Rethinking Monetary Policy
This year’s 33rd Annual Monetary Conference, attended by over 200 people, was the first hosted by Cato’s new Center for Monetary and Financial Alternatives — a center dedicated to moving monetary and financial regulatory policies toward a more rules‐based, free‐market system. The conference featured distinguished speakers like St. Louis Fed president James Bullard, Richmond Fed president Jeffrey Lacker, and Stanford economist John B. Taylor. Bullard gave the opening address, in which he argued that a stable interest rate peg is “a realistic theoretical possibility.”
Claudio Borio of the Bank for International Settlements, whom The Economist has called “one of the world’s most provocative and interesting monetary economists,” proposed challenging some of the “deeply‐held beliefs” of monetary policy, including the idea that monetary policy is “neutral,” or that deflations are always disastrous. Rep. Bill Huizenga (R‐Mich.), who chairs the House Financial Services Subcommittee on Monetary Policy and Trade, discussed his legislation requiring the Fed to adopt an explicit policy rule, among other reforms. “The Fed ultimately must be accountable to the people’s representatives, as well as to the hard‐working taxpayers themselves,” he said.
Evaluating the TTIP
“It’s been quite a year for trade policy,” Cato’s Dan Ikenson remarked at the beginning of Cato’s conference, “Will the Transatlantic Trade and Investment Partnership Live Up to Its Promise?” “I think we are about to embark on a robust debate in the United States about the TTIP.” Cato’s conference helped prime for that debate, featuring leading trade experts who analyzed TTIP’s status and geopolitical implications. The day opened with a keynote address from Shawn Donnan of the Financial Times, who predicted that the deal may prove difficult to get through the Obama administration. Despite the fact that negotiations began in 2013, he said, “A lot of the conversations feel like they’re just getting started.” The conference, which was broadcast on C-SPAN, continued with discussions of what is at stake in the negotiations — from GMO regulations, to labor and environmental standards, to intellectual property issues.

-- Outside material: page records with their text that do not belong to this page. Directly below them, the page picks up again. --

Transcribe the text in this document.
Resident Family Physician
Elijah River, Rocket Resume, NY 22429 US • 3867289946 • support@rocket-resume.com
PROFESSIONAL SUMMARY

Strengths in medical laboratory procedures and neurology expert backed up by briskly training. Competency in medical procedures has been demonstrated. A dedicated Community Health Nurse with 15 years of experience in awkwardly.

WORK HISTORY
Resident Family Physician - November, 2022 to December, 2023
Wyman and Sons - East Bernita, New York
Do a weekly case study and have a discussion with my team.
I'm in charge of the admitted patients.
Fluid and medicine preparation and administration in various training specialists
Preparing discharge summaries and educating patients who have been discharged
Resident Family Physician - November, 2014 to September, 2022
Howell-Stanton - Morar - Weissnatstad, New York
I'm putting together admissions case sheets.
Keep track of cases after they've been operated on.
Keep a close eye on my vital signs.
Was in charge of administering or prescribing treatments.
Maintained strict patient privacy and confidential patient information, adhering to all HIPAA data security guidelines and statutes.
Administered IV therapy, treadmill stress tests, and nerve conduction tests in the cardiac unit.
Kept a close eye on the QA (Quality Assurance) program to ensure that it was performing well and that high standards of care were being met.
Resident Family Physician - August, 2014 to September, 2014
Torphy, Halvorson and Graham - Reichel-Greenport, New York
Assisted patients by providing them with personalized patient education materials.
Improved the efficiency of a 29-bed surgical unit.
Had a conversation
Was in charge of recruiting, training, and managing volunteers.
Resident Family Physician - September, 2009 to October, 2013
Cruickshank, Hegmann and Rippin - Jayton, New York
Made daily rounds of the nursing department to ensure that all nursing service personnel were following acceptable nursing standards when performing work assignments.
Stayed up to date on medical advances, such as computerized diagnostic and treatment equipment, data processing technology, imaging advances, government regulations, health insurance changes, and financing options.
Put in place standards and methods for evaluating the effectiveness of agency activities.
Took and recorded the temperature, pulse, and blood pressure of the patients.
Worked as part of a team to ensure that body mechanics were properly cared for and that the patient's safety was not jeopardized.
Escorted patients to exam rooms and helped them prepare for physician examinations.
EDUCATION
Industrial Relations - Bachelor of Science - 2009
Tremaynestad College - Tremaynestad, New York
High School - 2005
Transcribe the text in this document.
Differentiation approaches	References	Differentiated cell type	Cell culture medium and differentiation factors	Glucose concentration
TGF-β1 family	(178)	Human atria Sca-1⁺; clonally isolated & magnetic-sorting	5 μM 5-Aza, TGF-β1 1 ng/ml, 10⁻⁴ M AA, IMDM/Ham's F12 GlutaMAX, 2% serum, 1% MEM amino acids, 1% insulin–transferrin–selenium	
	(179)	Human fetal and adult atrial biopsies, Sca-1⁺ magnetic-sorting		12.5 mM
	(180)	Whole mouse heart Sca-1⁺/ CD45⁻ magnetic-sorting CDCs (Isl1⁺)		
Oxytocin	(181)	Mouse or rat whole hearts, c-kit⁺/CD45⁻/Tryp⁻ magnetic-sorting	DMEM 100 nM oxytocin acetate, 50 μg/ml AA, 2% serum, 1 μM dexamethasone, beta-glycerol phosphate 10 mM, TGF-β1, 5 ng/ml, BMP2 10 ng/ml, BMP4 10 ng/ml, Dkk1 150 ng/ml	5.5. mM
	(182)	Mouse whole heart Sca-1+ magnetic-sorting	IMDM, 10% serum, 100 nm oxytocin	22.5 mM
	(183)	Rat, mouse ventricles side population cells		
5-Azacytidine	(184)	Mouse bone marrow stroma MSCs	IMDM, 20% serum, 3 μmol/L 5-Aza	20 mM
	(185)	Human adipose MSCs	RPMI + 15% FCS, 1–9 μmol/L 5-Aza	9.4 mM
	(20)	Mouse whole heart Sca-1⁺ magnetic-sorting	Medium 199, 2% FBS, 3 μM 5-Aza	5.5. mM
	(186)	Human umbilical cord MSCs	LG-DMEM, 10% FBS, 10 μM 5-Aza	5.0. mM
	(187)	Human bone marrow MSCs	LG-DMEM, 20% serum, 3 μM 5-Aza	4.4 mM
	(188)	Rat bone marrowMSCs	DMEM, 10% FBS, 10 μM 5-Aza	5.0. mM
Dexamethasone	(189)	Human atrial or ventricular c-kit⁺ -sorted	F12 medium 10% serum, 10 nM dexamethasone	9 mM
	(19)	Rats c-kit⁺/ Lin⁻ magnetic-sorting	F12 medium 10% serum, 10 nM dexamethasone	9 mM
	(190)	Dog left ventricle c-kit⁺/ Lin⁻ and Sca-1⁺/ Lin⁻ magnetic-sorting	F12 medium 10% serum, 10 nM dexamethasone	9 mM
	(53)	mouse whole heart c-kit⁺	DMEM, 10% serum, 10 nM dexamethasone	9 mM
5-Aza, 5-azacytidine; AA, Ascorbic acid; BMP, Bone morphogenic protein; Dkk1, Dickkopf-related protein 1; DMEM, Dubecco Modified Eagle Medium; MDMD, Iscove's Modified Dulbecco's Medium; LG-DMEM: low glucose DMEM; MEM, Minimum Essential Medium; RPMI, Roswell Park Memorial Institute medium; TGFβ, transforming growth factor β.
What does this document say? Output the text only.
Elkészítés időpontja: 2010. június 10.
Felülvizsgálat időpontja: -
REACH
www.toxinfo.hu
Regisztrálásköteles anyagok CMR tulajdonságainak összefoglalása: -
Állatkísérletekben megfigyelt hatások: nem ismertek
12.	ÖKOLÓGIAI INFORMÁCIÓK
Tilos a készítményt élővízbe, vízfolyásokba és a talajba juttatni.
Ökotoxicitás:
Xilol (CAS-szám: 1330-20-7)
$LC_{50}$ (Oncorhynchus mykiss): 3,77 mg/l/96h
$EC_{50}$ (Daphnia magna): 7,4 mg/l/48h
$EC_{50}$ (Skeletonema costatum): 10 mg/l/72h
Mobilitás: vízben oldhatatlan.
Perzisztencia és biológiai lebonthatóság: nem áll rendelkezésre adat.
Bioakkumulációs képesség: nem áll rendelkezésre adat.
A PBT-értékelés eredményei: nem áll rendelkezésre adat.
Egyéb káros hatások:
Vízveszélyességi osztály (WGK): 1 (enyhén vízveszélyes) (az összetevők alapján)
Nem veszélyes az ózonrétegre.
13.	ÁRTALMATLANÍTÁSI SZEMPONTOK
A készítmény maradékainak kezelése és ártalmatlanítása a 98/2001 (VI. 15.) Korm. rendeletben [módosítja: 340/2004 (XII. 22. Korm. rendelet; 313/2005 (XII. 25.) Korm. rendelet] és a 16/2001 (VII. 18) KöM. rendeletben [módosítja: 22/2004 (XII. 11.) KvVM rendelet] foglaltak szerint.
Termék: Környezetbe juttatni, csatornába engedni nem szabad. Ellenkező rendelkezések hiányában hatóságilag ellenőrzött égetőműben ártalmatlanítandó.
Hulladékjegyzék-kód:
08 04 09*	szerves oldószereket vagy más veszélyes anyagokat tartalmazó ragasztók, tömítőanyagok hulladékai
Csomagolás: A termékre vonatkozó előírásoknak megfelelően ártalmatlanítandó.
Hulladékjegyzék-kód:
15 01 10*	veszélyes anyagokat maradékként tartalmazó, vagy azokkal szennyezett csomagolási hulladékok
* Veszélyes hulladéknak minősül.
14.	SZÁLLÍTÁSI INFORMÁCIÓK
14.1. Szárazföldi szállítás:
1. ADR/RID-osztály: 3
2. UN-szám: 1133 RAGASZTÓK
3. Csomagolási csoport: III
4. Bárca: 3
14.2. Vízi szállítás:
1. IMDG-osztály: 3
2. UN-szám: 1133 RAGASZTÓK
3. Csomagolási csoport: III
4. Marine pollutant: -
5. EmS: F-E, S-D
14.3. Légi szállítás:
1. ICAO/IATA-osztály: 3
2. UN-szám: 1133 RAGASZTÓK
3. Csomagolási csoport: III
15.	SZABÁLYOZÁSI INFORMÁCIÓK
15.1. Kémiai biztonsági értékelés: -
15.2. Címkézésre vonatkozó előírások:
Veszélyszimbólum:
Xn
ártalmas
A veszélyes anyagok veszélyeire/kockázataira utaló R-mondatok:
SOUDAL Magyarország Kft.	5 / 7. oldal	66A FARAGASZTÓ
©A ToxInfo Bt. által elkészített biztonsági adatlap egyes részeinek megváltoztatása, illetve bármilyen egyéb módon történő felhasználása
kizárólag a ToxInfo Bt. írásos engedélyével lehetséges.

Speakers including Michelle Egan, a professor at the American University’s School of International Service, and Swedish economist Fredrik Erixon, succinctly explained some of the complex issues under negotiation, like standards‐related trade barriers and TTIP’s effect on global trade policy. The participants also wrote essays on crucial aspects of TTIP, all of which are available online at www.cato.org.